70 women taken in police custody

Kathmandu, August 3:

At least 70 women activists were detained today when they were preparing to rally semi-naked women in Kathmandu to pressure the government to investigate the death of rights activist Laxmi Bohora in Kanchanpur.

The police said the women were arrested as rallying semi-naked in public was against the law.

“We will free all of them by the evening,” SP Sarbendra Khanal at the Metropolitan Police Range Kathmandu said.

Bohora, a human rights defender associated with the Women Rehabilitation Centre, had committed suicide on May 6, according to the Mahakali Zonal Hospital’s report. The women activists, however, have been accusing husband Tek Raj Bohora and mother-in-law Dhana Devi Bohora of plotting Laxmi’s murder. The women activists, who have been staging a relay hunger strike at Maitighar Mandala since 22 days, decided to take to the streets today by wrapping a black cloth from chest to knee to draw the government’s attention to the case.

They were also demanding the government to form a high-level commission to address various forms of violence against women in the country.

Sarada Chand, coordinator of the protests, said the police early this morning manhandled women and forcefully removed tents from Maitighar Mandala while they were preparing to take out the rally.
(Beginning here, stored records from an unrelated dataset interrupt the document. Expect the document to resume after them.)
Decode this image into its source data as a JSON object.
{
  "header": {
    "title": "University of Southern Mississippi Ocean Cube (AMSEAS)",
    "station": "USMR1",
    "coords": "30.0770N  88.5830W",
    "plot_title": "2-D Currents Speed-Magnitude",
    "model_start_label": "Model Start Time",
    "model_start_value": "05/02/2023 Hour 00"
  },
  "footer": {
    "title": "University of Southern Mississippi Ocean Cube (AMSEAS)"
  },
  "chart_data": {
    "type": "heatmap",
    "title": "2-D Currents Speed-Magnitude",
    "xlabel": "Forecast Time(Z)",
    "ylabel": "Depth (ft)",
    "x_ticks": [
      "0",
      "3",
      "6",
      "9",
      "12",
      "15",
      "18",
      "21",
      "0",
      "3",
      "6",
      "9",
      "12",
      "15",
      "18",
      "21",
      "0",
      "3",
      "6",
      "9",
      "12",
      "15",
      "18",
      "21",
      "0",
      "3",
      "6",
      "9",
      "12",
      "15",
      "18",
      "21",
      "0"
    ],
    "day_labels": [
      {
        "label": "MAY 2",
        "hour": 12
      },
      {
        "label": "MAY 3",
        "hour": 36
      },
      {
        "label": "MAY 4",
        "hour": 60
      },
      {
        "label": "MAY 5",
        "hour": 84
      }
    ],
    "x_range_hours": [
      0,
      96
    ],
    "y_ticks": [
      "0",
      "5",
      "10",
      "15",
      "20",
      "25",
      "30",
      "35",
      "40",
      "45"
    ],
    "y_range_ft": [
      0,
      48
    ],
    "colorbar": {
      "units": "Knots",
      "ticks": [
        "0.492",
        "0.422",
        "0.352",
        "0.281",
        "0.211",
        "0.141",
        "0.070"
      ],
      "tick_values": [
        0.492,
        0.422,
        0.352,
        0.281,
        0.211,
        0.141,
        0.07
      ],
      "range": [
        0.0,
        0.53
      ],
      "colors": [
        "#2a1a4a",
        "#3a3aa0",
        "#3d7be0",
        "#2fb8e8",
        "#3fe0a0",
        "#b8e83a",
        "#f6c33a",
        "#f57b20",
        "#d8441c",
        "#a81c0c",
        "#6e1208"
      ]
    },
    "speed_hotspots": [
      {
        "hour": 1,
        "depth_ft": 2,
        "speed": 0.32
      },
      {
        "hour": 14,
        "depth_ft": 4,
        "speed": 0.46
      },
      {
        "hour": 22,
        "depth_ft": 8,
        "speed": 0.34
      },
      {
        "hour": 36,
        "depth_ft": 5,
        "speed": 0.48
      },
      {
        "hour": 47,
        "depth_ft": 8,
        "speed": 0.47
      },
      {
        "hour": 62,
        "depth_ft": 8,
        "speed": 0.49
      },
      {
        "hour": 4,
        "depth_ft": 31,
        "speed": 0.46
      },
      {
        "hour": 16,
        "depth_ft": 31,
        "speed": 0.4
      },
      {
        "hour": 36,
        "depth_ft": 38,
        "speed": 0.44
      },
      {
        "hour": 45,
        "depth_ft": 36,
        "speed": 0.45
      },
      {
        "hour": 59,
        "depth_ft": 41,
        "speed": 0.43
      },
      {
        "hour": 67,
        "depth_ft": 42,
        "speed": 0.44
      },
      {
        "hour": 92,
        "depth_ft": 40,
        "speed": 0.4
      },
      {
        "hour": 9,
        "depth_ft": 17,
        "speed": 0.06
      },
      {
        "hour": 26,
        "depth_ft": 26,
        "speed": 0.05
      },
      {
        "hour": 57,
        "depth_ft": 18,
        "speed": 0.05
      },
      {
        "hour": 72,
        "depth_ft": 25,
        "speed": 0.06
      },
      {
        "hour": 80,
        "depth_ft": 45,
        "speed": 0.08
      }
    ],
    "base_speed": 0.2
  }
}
“Police entered the tent when women were dressing in a black piece of cloth,” said Chand, adding that policemen and policewomen brutally beat women and took eight of them to the Nepal Police Club. When the police prevented us from taking out the rally programme from Maitighar, we organised an hour-long road block, Chand said, adding, “Later, we took out rallies from New Baneshwore and Thamel.”

Five women were injured in a clash, the police said. “Four of them have been discharged from hospital, while one is being treated,” the police said.

Meanwhile, National Human Rights Commission expressed concern about the excessive

use of force by the police to disrupt a peaceful protest of

women activists. The commission urged the government to call women activists for talks and resolve the matter.

It has urged the government not to use excessive force, immediately release the detained women and provide medical treatment to injured women.

Meanwhile, Jagaran Nepal-For Women Rights, Peace and Governance condemned the police’s brutal act.